Combien de miliciens sont intervenus? D’où venaient-ils et comment avez-vous pu les identifier?

Ils étaient plus de 5000 pour 75’000 habitants car la moitié de la population de Daraya avait déjà quitté la ville et s’était réfugiée dans les fermes familiales de la région, car la majorité de la population sont des fermiers. Les chabiha étaient tous, à de rares exceptions près, des Alaouites originaires de Sumariyeh, un quartier alaouite de Damas, près de Mezzé. Ce sont les habitants de Moadamiyé, quartier voisin de Sumariyeh, qui les ont reconnus car ils ont été la cible, avant Daraya, de ces mêmes milices. L’attaque contre Moadamiyé s’est produite pendant les trois premiers jours de l’Aïd et a fait entre 80 et 85 morts pour une population de 50’000 personnes. Ensuite, les chabiha ont continué leur route vers Daraya.

Un reportage particulièrement cru de la télévision loyaliste, Al-Dunya, montre les rues de Daraya jonchées de morts, victimes selon la journaliste des bandes armées, appuyant ainsi les déclarations du gouvernement qui affirme que l’armée a «nettoyé» Daraya de «ses terroristes mercenaires qui terrorisent les habitants et s’attaquent aux biens publics et privés».

Il s’agit d’une mise en scène abjecte qui a profondément choqué la population, peut-être encore davantage que le massacre en lui-même. La vieille dame blessée dans le cimetière qui déclare à la journaliste ne pas savoir ce qui se passe est une cousine d’un activiste du mouvement pacifiste. Elle vient de perdre sa fille, tuée après avoir été violée, ainsi que son mari et ses deux fils. Elle est en réalité interviewée par une complice des meurtriers de sa famille. La journaliste qui fait le reportage est d’ailleurs mariée à un officier des services de renseignement. L’homme interrogé en début de reportage et qui est en larmes vient de voir son frère abattu devant lui. Quant aux habitants et aux soldats interrogés qui témoignent «du retour au calme», ils ne sont tout simplement pas originaires de Daraya.

Robert Fisk, journaliste au quotidien britannique The Independent, qui s’est rendu à Daraya avec l’armée régulière, écrit que, selon des témoins civils, le régime a déclenché cette opération à la suite de l’échec de négociations sur un échange de prisonniers détenus pas l’ASL. Qu’en est-il?
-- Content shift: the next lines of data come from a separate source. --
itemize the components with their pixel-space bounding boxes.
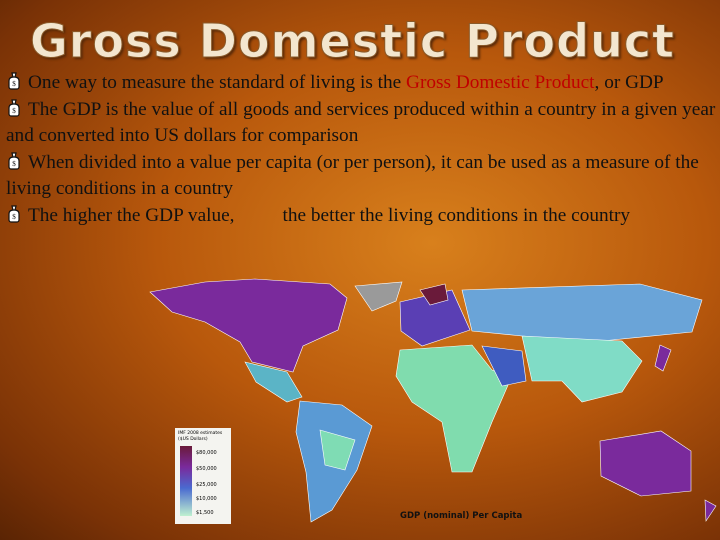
legend-label: $25,000 [196, 482, 217, 488]
region [599, 430, 692, 497]
bullet: $ When divided into a value per capita (o… [6, 150, 720, 203]
bullet: $ One way to measure the standard of livi… [6, 70, 720, 97]
highlight-text: Gross Domestic Product [406, 72, 595, 93]
bullet-text: When divided into a value per capita (or… [6, 151, 699, 200]
region [521, 335, 643, 403]
bullet-text: the better the living conditions in the … [282, 204, 631, 226]
region [704, 499, 717, 522]
legend-label: $50,000 [196, 466, 217, 472]
region [481, 345, 527, 387]
region [319, 429, 356, 471]
bullet-icon: $ [8, 72, 20, 90]
bullet-icon: $ [8, 151, 20, 170]
legend-label: $1,500 [196, 510, 214, 516]
region [244, 361, 303, 403]
region [654, 344, 672, 372]
svg-text:$: $ [12, 107, 16, 115]
region [354, 281, 403, 312]
bullet: $ The higher the GDP value, the better the… [6, 203, 720, 230]
bullet: $ The GDP is the value of all goods and s… [6, 97, 720, 150]
bullet-list: $ One way to measure the standard of livi… [6, 70, 720, 229]
svg-text:$: $ [12, 160, 16, 168]
legend-scale [180, 446, 192, 516]
region [461, 283, 703, 342]
bullet-text: The higher the GDP value, [28, 204, 235, 226]
map-caption: GDP (nominal) Per Capita [400, 511, 522, 521]
bullet-icon: $ [8, 98, 20, 117]
legend-title: ($US Dollars) [178, 436, 208, 442]
svg-text:$: $ [12, 213, 16, 221]
bullet-text: The GDP is the value of all goods and se… [6, 98, 716, 147]
region [149, 278, 348, 373]
svg-text:$: $ [12, 80, 16, 88]
region [419, 283, 449, 306]
bullet-text: One way to measure the standard of livin… [28, 72, 407, 93]
bullet-icon: $ [8, 204, 20, 223]
region [395, 344, 513, 473]
slide-title: Gross Domestic Product [29, 14, 676, 69]
legend-label: $10,000 [196, 496, 217, 502]
bullet-text: , or GDP [594, 72, 664, 93]
legend-label: $80,000 [196, 450, 217, 456]
map-regions [149, 278, 717, 523]
legend-title: IMF 2008 estimates [178, 430, 223, 436]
Je peux vous affirmer que l’ASL, à Daraya, et je me suis entretenu personnellement avec ses responsables, n’avait aucun prisonnier ou otage, ni civils ni militaires. Elle va diffuser un communiqué démentant ces informations. De plus, la présence de l’ASL à Daraya était, comme je l’ai souligné, acceptée par ses habitants.

Quant aux témoins cités dans l’article (lire le reportage de Robert Fisk ici), même s’ils ont été parfois interrogés seuls, sans présence sécuritaire, comme l’écrit Robert Fisk, étant donné que Daraya est désormais sous le contrôle de l’armée d’Assad et des Chabiha, non seulement ils n’ont pas pu s’exprimer librement mais ils ont parlé sous l’emprise de la terreur. Les comités de coordination locale ont précisé mercredi dans quelles conditions s’est effectué ce reportage.

Ce récit appuie la version du régime et de la télévision Al-Dunya, qui rend responsable l’ASL des crimes pour la discréditer auprès de la population.

En quoi ce massacre diffère-t-il des précédents (comme dans le village de Houla, où plus de 100 personnes avaient été tuées le 25 mai dernier par des miliciens)?

Par son caractère systématique et sa durée. A Houla, par exemple, les chabiha intervenaient deux jours après que l’armée eut bombardé mais c’étaient des incursions relativement rapides et les miliciens ne sévissaient que dans quelques maisons. Ce qui s’est passé à Daraya était véritablement organisé, c’est la même logique que le massacre de Hama en 1982. Il y a eu un ratissage systématique, quartier par quartier, rue par rue. Il s’agit d’une opération réfléchie et bien planifiée par le régime qui a organisé sa vengeance contre Daraya, qui avait finalement, comme je l’ai dit, rejoint l’ASL.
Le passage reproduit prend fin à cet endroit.